In the novitiate we were supposed to do two hours lectio divina every day and it was a rare day that you could carve out enough small blocks of time to make two hours. We never, ever had two consecutive hours free to do whatever. Our horarium provided for eight hours rest, if we were on our beds half an hour after Compline and up two minutes before Nocturns. My novice mistress pointed out that the Book of Customs said ‘Rest’ not ‘Sleep.’ Then there was also an hour, twice a week, in the night taking our turn at Adoration.

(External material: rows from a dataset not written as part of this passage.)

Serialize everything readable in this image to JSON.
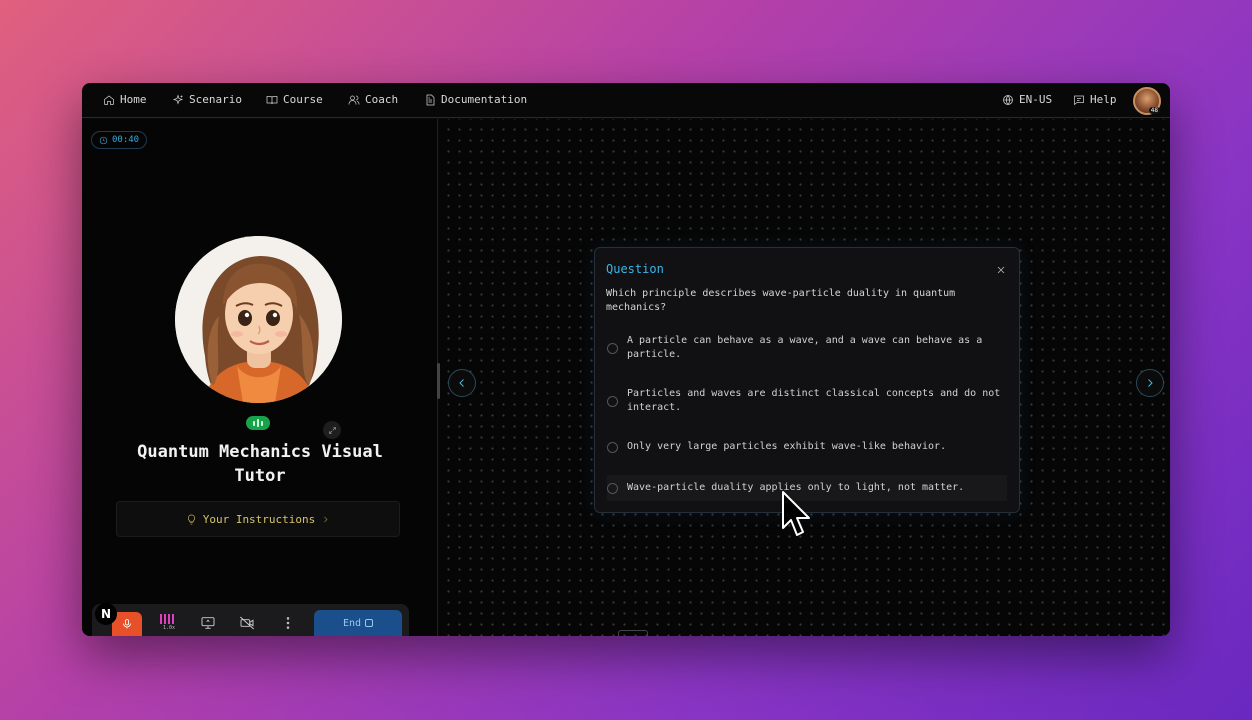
{
  "nav": {
    "items": [
      {
        "label": "Home",
        "icon": "home-icon"
      },
      {
        "label": "Scenario",
        "icon": "sparkle-icon"
      },
      {
        "label": "Course",
        "icon": "book-icon"
      },
      {
        "label": "Coach",
        "icon": "users-icon"
      },
      {
        "label": "Documentation",
        "icon": "document-icon"
      }
    ],
    "language": "EN-US",
    "help": "Help",
    "avatar_badge": "48"
  },
  "left": {
    "timer": "00:40",
    "tutor_title": "Quantum Mechanics Visual Tutor",
    "instructions_label": "Your Instructions",
    "controls": {
      "speed_label": "1.0x",
      "end_label": "End",
      "n_badge": "N"
    }
  },
  "question": {
    "title": "Question",
    "text": "Which principle describes wave-particle duality in quantum mechanics?",
    "options": [
      {
        "text": "A particle can behave as a wave, and a wave can behave as a particle."
      },
      {
        "text": "Particles and waves are distinct classical concepts and do not interact."
      },
      {
        "text": "Only very large particles exhibit wave-like behavior."
      },
      {
        "text": "Wave-particle duality applies only to light, not matter."
      }
    ]
  },
  "colors": {
    "accent": "#3cb4e6",
    "mic": "#e8502a",
    "end_button": "#1a4f8c",
    "instructions_text": "#d6c46a"
  }
}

Even though our time was so full the Office was never a chore. We were for 5.5hours a day in chapel (not counting Night Adoration) and every single time it was like an oasis. It wasn’t unusual to see nuns in the Chapel outside of these times, as well.

You mention that the monastery requires medical tests. Couldn’t you trust your Prioress to assess the results of your health inspections and then decide for herself if you are strong enough?

There is a story of the desert fathers where a very faithful brother was found not to have even completed all the strokes of a single letter in a sentence when the bell rang and he obediently put down his pen and hurried to the Chapel. I suppose most nuns have done this. You have to get used to putting one task down without complaining, to attend Office.
St Teresa of Avila said that when she entered the convent it felt as though a lion were breaking all her bones.

There is a story about St Mary of Egypt who lived a life of sin then went into the desert to live a life of penance. She found the first seventeen years very hard, the next seventeen less so. She later told her story to a monk who found her in the wilderness, not long before she died. A Poor Clare nun summed up the story this way. “The first seventeen years are the hardest. Go for it.” We used to encourage each other with this in the novitiate.

You will never know unless you try it. If you try it, what’s the worst that can happen? Would you be happy the rest of your life if you said ‘No’ to a call from God?